Tra le cose che non mi sono piaciute, invece, ci sono i toni di certe cronache, messianici. Certi paragoni fuoriposto. Un nascente culto della personalità che comincia a infastidire. Vendola farebbe bene a prenderne subito le distanze, con ironia e leggerezza. Come farebbe bene a prendere le distanze da Bertinotti e dai reduci del bertinottismo che lo avvolgono. Dovrebbe criticare anche quell’esperienza, fallimentare almeno quanto la sinistra riformista che il governatore attacca ogni santo giorno. «Non vogliamo più perdere bene, vogliamo vincere bene», ha gridato Nichi dal palco. Bellissimo slogan, però ora deve essere conseguente: lasci Bertinotti al suo narcisismo, alle sue future collaborazioni con il “Giornale”. E volti pagina.

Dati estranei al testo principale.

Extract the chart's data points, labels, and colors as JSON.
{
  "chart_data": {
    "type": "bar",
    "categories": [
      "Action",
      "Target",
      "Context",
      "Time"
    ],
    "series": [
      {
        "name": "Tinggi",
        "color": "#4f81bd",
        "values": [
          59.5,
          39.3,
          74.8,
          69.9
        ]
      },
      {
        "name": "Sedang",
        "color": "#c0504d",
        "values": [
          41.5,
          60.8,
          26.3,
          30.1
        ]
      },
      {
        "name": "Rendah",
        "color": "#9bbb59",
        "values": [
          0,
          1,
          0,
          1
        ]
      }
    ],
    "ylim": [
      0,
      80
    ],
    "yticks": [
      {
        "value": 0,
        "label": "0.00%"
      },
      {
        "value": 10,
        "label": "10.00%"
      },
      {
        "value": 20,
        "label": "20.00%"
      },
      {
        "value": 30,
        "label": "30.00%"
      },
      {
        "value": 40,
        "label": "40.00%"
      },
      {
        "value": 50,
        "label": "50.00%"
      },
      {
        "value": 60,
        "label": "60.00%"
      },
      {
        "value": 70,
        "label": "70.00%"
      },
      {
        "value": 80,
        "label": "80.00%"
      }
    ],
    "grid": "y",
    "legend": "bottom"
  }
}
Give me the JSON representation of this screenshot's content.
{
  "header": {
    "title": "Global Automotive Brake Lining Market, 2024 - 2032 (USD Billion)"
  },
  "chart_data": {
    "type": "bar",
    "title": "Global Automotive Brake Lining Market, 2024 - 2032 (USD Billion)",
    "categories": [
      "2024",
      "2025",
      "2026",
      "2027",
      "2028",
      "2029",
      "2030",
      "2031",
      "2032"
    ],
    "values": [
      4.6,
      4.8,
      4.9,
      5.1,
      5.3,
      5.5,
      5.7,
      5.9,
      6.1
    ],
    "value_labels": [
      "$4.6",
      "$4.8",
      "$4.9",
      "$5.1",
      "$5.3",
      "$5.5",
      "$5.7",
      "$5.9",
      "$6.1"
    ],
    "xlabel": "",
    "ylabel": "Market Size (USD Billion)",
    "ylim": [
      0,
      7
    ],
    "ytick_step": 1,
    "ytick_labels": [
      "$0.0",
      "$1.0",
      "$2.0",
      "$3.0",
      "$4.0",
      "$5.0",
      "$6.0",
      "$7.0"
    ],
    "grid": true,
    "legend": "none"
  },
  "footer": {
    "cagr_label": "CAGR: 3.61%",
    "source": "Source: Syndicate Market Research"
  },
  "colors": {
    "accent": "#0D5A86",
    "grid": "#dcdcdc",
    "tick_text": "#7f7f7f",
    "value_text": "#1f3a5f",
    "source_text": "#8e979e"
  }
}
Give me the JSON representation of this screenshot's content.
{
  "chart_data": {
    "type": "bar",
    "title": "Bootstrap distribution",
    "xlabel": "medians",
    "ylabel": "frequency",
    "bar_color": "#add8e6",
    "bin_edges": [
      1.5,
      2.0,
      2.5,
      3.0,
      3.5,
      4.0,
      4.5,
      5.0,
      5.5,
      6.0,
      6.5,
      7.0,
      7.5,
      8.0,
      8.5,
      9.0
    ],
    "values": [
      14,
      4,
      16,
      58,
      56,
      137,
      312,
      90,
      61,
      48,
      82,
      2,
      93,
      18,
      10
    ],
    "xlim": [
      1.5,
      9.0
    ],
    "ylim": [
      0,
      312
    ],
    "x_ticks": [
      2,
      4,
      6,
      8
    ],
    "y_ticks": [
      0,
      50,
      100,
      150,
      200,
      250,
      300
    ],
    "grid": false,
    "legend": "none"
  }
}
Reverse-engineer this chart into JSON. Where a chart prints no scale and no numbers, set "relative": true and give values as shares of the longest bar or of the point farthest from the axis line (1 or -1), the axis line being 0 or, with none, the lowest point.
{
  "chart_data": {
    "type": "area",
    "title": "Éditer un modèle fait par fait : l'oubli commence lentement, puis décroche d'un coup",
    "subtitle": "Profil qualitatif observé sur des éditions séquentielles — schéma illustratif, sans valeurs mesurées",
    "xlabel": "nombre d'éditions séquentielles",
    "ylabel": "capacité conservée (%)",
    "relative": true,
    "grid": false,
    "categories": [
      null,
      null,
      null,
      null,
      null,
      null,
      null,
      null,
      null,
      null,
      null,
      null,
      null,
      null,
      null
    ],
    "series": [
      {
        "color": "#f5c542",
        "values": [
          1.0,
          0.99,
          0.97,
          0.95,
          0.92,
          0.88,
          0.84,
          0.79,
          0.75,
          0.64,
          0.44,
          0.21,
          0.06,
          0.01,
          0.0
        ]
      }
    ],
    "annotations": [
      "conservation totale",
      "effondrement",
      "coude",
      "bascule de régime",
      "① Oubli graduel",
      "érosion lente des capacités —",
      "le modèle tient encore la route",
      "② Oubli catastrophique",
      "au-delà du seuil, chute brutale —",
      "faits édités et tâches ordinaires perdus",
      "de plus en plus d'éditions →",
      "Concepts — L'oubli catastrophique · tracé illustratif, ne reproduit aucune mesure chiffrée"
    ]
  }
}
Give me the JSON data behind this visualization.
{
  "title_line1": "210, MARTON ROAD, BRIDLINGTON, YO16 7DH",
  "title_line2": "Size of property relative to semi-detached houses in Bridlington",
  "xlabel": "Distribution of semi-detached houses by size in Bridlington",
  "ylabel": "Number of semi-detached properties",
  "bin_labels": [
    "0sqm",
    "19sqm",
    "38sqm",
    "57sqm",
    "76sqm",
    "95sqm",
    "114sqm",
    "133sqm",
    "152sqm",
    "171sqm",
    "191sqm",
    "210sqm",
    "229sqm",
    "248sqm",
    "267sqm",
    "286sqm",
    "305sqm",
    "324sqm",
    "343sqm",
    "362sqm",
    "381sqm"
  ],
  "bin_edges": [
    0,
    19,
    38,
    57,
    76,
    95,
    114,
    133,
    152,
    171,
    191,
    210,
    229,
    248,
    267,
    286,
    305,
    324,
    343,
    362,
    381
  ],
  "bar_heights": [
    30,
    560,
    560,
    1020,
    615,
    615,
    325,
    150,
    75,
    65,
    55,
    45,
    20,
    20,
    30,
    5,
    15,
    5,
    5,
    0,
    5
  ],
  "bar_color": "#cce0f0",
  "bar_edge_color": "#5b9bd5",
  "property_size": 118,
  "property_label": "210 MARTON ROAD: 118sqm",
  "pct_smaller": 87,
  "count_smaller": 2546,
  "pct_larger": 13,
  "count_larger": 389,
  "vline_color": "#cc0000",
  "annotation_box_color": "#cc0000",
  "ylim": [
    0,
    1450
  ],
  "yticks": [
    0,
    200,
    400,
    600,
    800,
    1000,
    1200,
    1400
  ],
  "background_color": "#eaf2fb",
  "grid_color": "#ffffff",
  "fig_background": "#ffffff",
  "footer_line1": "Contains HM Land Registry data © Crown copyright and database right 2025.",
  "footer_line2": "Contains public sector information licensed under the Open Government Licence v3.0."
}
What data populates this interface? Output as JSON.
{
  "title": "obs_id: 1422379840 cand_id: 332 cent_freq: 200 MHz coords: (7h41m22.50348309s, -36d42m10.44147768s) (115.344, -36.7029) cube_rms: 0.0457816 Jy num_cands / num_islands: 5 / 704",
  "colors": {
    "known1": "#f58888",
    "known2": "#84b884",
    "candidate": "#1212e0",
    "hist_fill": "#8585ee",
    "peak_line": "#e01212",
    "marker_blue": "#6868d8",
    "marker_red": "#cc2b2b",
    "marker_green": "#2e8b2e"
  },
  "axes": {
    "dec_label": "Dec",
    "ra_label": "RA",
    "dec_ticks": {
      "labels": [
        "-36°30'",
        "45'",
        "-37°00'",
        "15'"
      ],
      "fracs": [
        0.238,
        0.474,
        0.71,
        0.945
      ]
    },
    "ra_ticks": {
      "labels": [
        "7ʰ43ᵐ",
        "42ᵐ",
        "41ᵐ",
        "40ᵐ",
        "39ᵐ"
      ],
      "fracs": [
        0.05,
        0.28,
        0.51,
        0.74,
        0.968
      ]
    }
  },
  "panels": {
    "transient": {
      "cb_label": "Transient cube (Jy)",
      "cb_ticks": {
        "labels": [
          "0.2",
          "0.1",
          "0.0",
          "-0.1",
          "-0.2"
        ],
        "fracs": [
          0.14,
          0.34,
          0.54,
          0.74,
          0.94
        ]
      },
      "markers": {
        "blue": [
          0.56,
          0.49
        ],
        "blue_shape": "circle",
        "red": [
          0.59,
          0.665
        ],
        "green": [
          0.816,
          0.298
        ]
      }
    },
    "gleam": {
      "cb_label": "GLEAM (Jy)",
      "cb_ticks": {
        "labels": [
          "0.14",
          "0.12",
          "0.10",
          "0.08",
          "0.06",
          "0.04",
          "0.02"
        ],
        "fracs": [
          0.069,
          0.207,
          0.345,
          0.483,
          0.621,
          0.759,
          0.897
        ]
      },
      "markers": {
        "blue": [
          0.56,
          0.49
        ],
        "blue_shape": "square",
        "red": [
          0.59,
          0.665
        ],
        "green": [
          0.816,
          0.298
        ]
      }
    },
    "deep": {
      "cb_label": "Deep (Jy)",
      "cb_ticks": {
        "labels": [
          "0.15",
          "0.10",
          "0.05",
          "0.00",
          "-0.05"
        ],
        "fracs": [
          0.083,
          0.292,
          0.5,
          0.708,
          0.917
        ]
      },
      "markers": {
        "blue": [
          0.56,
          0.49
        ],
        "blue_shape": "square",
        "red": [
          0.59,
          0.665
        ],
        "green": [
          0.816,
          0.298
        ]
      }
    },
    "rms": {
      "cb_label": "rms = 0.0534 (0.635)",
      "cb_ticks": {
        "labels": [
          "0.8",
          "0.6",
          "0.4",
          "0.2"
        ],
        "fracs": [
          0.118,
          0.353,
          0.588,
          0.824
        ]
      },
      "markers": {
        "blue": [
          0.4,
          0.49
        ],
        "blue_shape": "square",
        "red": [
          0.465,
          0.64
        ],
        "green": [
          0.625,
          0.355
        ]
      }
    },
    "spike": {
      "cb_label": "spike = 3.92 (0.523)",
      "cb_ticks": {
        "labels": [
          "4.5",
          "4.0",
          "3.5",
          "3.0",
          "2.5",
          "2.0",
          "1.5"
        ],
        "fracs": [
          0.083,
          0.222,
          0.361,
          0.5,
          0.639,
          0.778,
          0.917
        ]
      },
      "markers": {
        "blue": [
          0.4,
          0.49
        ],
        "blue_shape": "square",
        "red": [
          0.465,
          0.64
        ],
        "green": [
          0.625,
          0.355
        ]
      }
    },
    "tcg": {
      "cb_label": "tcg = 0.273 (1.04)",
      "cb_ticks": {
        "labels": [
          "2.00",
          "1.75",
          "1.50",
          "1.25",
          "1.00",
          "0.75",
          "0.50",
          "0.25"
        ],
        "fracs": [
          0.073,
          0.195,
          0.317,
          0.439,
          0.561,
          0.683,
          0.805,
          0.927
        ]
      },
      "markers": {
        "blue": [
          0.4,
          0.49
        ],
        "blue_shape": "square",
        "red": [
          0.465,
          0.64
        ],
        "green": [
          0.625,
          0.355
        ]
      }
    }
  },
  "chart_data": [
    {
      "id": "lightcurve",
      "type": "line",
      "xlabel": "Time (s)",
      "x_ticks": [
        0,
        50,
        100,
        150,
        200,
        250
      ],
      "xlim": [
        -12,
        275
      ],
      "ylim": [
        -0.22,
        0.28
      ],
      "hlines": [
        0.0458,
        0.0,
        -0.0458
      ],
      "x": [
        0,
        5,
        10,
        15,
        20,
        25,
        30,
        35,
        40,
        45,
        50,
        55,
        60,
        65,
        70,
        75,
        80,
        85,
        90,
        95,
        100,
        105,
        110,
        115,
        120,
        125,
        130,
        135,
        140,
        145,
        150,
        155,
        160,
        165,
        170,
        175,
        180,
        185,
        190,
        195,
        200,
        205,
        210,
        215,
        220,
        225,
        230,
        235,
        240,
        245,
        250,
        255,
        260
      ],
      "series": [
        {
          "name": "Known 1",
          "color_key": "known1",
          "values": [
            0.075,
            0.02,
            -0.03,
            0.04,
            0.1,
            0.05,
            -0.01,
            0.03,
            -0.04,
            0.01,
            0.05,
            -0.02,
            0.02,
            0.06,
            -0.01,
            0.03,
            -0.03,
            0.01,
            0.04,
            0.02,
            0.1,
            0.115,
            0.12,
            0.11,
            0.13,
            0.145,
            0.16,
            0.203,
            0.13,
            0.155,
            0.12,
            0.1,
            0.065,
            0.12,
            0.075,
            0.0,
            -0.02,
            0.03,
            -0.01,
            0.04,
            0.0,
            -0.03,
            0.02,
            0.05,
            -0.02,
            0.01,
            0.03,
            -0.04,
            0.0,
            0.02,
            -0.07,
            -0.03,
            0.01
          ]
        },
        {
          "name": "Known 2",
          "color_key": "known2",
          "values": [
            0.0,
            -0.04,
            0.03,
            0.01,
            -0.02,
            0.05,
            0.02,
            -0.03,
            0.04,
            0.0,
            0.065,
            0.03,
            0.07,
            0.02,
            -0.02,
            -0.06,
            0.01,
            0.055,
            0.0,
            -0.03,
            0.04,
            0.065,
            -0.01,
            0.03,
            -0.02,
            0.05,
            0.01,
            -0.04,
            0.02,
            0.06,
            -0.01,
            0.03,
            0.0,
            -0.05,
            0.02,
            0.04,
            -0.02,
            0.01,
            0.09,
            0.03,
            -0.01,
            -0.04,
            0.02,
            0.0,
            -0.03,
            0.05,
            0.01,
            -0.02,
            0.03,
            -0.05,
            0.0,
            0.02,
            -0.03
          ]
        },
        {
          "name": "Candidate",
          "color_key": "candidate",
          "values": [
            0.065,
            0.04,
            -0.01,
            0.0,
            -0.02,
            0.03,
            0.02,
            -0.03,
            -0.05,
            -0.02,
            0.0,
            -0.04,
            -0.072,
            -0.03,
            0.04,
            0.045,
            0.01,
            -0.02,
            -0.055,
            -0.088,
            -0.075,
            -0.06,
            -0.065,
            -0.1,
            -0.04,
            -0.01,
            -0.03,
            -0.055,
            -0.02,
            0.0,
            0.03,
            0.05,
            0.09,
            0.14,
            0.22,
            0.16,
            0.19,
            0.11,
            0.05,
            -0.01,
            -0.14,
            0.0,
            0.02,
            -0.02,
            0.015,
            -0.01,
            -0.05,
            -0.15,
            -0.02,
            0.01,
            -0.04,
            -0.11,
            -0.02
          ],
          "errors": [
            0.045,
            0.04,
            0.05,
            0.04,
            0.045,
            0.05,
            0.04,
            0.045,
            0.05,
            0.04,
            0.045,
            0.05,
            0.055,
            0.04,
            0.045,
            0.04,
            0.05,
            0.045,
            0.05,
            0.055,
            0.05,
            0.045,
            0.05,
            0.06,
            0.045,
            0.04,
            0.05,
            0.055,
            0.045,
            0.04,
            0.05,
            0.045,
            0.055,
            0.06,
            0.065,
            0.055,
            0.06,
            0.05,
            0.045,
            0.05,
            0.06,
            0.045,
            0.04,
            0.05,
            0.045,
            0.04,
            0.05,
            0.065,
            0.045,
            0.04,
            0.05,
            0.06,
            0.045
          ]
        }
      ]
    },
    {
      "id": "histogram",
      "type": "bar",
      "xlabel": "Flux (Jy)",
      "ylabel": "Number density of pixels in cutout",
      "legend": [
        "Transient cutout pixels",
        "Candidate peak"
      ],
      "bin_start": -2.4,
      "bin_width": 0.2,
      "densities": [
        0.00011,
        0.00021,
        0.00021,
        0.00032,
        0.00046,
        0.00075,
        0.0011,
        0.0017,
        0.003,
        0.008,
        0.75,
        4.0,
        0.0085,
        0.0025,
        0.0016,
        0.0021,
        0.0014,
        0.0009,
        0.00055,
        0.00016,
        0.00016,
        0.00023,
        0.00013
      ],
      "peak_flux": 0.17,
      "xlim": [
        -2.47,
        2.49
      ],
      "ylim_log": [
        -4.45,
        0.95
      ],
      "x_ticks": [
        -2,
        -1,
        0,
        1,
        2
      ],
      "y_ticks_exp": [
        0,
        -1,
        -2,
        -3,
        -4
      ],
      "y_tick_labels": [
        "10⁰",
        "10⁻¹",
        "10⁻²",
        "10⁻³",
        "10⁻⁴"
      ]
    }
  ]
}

Per voltare pagina sarà importante attendere un altro fine settimana in programma dal 5 al 7 novembre, alla stazione Leopolda, di nuovo a Firenze. A riunirsi saranno i giovani amministratori del Pd, convocati dal sindaco di Firenze Matteo Renzi e dal consigliere regionale lombardo Pippo Civati.
Li hanno definiti i Rottamatori, gli sfasciatutto. Ieri in tv Lucia Annunziata ha chiamato per tutta la sua trasmissione Renzi il «ragazzo», con una punta di sarcasmo. Dimenticando che nell’aprile 1997 i Tories inglesi avevano preparato un terroristico spot contro l’allora 44enne candidato laburista Tony Blair utilizzando l’argomento della giovane età: «Non affidate a un ragazzo il lavoro di un uomo». Si è visto com’è andata: il ragazzo, The Boy nella biografia di Andrea Romano, ha dominato la scena per più di dieci anni.
Nel Pd c’è un discreto terrore dei giovani rottamatori (ma non si potrebbero chiamare, semplicemente, innovatori?). Oggi la dalemiana Velina Rossa attacca Vendola e Renzi insieme, li definisce «i nuovi messia che si atteggiano a salvatori della patria». Il punto, però, è proprio questo: cosa succederebbe se Vendola e i boys più interessanti del Pd, Renzi, Zingaretti, Civati, trovassero il modo di darsi una mano anzichè ostacolarsi? Se Firenze uno e Firenze due si scoprissero a parlare un linguaggio comune, anzichè ricalcare schemi antichi, Vendola con Bersani a rifare il vecchio Pci, Renzi a copiare la giovanile arroganza del Rutelli dei tempi d’oro? Questa sì che sarebbe una rivoluzione democratica. Quando esattamente quarant’anni fa, nel 1970, Francois Mitterand diventò segretario dei socialisti francesi mettendo le basi della rivincita della gauche “Le Figaro” commentò: «Finalmente il partito ha trovato un leader e il leader ha trovato un partito». Anche oggi in Italia c’è un popolo che cerca leader e leader che cercano un popolo. Si ritroveranno a Firenze?